2013 yılında aldığı darbeden sonra aylarca komada yatan Berkin Elvanı “kardeşimsin Berkin” diyerek her kesimden milyonlarca insan bağrına basmıştı. Hatta Geziden kalan son kırıntı olan Berkin’in cenazesini Türkiye toplumsal muhalefetinin son büyük gövde gösterilerinden birilerinden biri olarak nitelendirirsek yanılmış olmayız. Berkin; Ali İsmaille, Ethemle, Ahmet Atakanla ve daha niceleriyle birlikte Gezi’nin sembolü ve milyonlarca onurlu insanın kardeşiydi o günlerde. Bugüne geldiğimizdeyse Berkin’in cenazesine küfrediliyor. Peki bu süreçte bu seviyeye nasıl düştük veya düşürüldük?

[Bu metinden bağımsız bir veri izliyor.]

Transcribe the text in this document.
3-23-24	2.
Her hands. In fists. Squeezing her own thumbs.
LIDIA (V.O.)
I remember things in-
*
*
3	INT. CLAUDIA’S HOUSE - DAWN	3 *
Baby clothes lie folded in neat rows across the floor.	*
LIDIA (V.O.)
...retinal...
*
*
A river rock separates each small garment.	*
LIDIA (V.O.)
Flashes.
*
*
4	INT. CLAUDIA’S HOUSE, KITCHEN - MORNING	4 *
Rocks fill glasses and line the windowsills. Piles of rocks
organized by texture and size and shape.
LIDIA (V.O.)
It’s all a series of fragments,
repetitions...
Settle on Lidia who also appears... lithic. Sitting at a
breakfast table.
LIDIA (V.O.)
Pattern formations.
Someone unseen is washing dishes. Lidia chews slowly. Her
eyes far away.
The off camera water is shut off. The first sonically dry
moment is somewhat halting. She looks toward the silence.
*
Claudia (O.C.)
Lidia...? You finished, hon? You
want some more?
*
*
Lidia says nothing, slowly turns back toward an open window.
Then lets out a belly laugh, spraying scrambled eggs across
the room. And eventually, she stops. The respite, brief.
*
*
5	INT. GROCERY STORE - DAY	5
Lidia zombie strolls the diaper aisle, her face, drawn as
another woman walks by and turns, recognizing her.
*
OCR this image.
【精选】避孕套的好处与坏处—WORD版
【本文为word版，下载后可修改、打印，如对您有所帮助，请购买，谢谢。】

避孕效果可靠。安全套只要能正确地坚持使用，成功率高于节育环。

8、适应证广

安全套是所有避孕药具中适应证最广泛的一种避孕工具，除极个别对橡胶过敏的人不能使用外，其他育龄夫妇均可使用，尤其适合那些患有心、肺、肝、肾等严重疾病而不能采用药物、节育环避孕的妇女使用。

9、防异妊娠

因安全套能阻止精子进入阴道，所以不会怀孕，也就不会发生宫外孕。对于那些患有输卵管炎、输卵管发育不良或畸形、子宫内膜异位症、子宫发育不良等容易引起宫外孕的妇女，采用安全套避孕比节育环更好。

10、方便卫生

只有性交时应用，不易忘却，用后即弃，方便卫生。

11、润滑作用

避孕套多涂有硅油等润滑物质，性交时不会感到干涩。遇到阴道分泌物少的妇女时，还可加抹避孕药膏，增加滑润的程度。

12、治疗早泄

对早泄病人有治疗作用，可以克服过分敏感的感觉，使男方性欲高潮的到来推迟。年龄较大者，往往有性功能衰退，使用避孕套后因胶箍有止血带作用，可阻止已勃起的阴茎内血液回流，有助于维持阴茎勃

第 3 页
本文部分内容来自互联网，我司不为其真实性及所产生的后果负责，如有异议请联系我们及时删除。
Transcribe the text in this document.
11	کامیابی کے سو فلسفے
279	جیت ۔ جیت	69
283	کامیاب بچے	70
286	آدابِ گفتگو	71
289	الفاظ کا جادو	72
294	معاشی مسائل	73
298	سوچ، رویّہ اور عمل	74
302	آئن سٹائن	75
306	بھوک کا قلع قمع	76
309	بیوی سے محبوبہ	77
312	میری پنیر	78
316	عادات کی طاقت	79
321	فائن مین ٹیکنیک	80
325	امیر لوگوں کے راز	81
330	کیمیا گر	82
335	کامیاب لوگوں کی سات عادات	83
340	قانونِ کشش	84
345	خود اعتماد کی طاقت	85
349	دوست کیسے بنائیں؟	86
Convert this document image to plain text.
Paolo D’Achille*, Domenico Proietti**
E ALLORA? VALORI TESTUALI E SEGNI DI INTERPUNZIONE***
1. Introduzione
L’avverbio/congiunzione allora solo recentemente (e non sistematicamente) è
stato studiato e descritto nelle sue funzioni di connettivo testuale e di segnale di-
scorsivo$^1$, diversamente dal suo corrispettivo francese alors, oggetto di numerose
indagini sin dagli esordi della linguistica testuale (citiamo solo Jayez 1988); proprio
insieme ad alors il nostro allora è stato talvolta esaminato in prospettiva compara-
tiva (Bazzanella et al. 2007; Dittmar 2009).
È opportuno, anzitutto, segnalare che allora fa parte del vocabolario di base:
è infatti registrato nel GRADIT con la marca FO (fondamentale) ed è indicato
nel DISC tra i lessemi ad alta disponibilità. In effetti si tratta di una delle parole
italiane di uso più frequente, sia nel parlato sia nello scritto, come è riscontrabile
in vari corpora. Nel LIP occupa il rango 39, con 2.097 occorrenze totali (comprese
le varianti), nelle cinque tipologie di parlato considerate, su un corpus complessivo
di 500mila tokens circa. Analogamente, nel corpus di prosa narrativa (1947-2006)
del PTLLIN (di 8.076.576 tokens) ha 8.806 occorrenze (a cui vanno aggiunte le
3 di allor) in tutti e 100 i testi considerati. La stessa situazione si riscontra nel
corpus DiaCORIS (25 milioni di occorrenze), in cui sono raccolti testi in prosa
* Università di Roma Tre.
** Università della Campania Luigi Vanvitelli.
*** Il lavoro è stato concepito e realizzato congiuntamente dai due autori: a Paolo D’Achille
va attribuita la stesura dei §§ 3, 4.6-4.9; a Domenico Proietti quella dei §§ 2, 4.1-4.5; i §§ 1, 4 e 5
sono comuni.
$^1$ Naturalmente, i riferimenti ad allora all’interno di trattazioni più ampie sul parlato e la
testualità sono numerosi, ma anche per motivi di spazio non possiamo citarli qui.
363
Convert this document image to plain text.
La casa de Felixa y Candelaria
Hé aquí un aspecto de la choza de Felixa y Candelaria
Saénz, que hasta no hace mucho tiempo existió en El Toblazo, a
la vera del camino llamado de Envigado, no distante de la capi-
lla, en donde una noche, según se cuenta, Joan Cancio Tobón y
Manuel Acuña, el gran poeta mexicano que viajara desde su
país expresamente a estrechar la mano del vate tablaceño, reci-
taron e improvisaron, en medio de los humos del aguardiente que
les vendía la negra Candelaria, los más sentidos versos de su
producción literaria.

Bu meseleye sadece Gezi veya Berkin Elvan örneği üzerinden bakmak yanlış olur. Stratejik bir şekilde sola karşı verilen savaşın sonunda bu duruma geldiğimizi anlamalıyız. Öncelikle Gezi, son yıllarda solun bu denli güçlü ortaya çıktığı en büyük olaylardan birisiydi ve hükümeti ciddi anlamda tedirgin etmişti. Bu sebeptendir ki Gezi’nin mirasına topyekün bir savaş açtı Erdoğan. Sokaklardan sosyalistleri sildi, üniversiteleri kayyumlar atayarak etkisiz hale getirdi, gazetecileri, hukukçuları hapse attı. IŞİD’le işbirliği yapacak kadar çirkinleşti. Üzerinden 10 sene geçti ama hala bu savaşı bitirmeyi düşünmüyorlar. Misal, Hatay halkının oylarıyla milletvekili seçilen Gezinin avukatı Can Atalay, seçimden 1 seneden fazla geçmesine rağmen hala hapiste.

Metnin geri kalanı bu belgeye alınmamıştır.